Structural Characteristics of Effective Conservation Networks: Within Subgroup Cohesion, Across Subgroup Collaboration, Bridging Actors, and Peripheral Actors
Given the trade-offs between network characteristics outlined above, is there such a thing as an “ideal” network structure for effective conservation? Recent reviews (Vance-Borland and Holley 2011; Mills et al. 2014) suggest that polycentric networks in which multiple, heterogeneous subgroups are linked by bridging ties maintain the greatest diversity of response options. Each subgroup has high within-group cohesion so is characterized by dense linkages (high degree centrality, strong or bonding ties) among people sharing specific knowledge that work together productively—enhancing knowledge development (Bodin et al. 2006; Bodin and Crona 2009). Within the network as a whole, there are multiple subgroups, which differ in the knowledge areas and expertise (subgroup diversity— Newman and Dale 2007), developing the diversity of knowledge held by the network as a whole (Bodin et al. 2006; Ernstson et al. 2008; Bodin and Crona 2009; Sandström and Rova 2010). Such functional diversity enhances network adaptability and resilience (Newman and Dale 2007; Mills et al. 2014), cultivates creativity (Aslan et al. 2014) and obviates internal turf battles in large networks (Reuf et al. 2003). Critical to network success are bridging relationships (actors with high betweenness centrality) among the diverse subgroups to promote sharing of expert knowledge and counter tendencies toward subgroup homophily. Network sustainability and adaptability are further enhanced if there are connections to actors outside the network (peripheral actors) who hold specialized knowledge, skills, or resources. Put simply, we can identify four network characteristic indicative of success—within subgroup cohesion, across subgroup collaboration, availability of bridging actors, and inclusion of peripheral actors (Fig. 17.3e).

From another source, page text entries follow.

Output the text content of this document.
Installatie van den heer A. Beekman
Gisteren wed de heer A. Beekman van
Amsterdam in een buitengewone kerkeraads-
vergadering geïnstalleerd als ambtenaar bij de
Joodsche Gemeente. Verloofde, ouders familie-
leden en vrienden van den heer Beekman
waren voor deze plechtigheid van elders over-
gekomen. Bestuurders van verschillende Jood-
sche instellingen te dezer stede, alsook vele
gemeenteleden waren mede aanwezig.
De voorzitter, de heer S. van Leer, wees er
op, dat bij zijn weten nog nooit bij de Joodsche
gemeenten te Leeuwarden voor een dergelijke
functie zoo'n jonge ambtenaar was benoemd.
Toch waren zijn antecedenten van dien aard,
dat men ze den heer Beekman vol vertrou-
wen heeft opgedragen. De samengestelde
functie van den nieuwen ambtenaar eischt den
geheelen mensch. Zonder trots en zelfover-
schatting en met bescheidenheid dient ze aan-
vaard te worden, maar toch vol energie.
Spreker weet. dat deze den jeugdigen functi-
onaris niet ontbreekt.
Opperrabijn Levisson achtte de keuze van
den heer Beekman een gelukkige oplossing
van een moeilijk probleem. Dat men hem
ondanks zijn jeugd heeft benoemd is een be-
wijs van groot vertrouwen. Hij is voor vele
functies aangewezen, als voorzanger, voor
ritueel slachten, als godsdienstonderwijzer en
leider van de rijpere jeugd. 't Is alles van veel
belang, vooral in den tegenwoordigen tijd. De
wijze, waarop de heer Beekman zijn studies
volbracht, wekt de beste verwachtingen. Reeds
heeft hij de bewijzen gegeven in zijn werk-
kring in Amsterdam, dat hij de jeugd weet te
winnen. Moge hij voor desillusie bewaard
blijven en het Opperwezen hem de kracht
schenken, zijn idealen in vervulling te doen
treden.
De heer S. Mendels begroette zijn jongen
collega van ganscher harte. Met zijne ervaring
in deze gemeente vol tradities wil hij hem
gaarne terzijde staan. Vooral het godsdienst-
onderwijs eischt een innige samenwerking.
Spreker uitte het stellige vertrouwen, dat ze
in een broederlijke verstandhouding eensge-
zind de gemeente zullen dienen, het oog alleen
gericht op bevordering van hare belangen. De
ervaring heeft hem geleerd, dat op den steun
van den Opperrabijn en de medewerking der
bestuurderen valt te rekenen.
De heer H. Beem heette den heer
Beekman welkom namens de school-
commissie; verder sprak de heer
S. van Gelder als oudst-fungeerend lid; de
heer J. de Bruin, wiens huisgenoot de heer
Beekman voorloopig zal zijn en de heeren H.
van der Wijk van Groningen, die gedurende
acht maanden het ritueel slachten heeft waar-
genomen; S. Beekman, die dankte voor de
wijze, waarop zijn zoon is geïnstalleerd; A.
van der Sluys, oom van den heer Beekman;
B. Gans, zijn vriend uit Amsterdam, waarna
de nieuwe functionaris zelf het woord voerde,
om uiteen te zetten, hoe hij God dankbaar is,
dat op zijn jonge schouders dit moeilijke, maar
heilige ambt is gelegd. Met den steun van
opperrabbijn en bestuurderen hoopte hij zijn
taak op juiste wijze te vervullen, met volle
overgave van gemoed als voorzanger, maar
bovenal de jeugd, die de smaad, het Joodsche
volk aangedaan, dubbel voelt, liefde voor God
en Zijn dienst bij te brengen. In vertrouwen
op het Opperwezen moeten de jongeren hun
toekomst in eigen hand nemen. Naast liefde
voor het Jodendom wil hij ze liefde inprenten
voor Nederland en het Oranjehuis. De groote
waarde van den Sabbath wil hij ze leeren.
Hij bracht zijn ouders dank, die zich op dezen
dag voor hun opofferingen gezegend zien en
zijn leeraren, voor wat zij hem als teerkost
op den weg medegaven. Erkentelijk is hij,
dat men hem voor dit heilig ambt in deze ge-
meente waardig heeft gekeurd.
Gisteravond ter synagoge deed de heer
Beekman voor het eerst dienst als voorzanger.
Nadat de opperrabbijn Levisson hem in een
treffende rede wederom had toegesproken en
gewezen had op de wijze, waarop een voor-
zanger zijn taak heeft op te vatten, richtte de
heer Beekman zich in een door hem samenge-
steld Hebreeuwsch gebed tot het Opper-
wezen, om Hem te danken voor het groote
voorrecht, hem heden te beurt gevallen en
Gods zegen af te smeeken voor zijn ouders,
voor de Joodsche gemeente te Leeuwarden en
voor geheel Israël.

Network structure tends to evolve through time naturally as the goals of actors change, or the success of actors leads to greater engagement and linking. Structure and transitions can and often should also be managed more actively. For example, while diverse, polycentric networks may be a valid end-goal structure, centralized networks with a few highly motivated actors already connected to many others are good for the initial phase of forming groups (Olsson et al. 2004; Crona and Bodin 2006), and several of the bat networks began with a handful of wellconnected actors (ABS, BCT, SEABCRU, and RELCOM). Once the network is more established, managed transitions can increase modularity and long-term decentralization. Moreover, during periods of stability, actors should be provided with opportunities to develop new relational ties with others, which can then be drawn upon in times of change (Olsson et al. 2006). Ideally, rather than simply increasing connectivity among all network members, inspection of network maps and data can be used to implement “network weaving”—the strategic development of new relationships among actors for their mutual benefit and to enhance overall network agency or response to a specific challenge (e.g., a new threat to bats) (Vance-Borland and Holley 2011).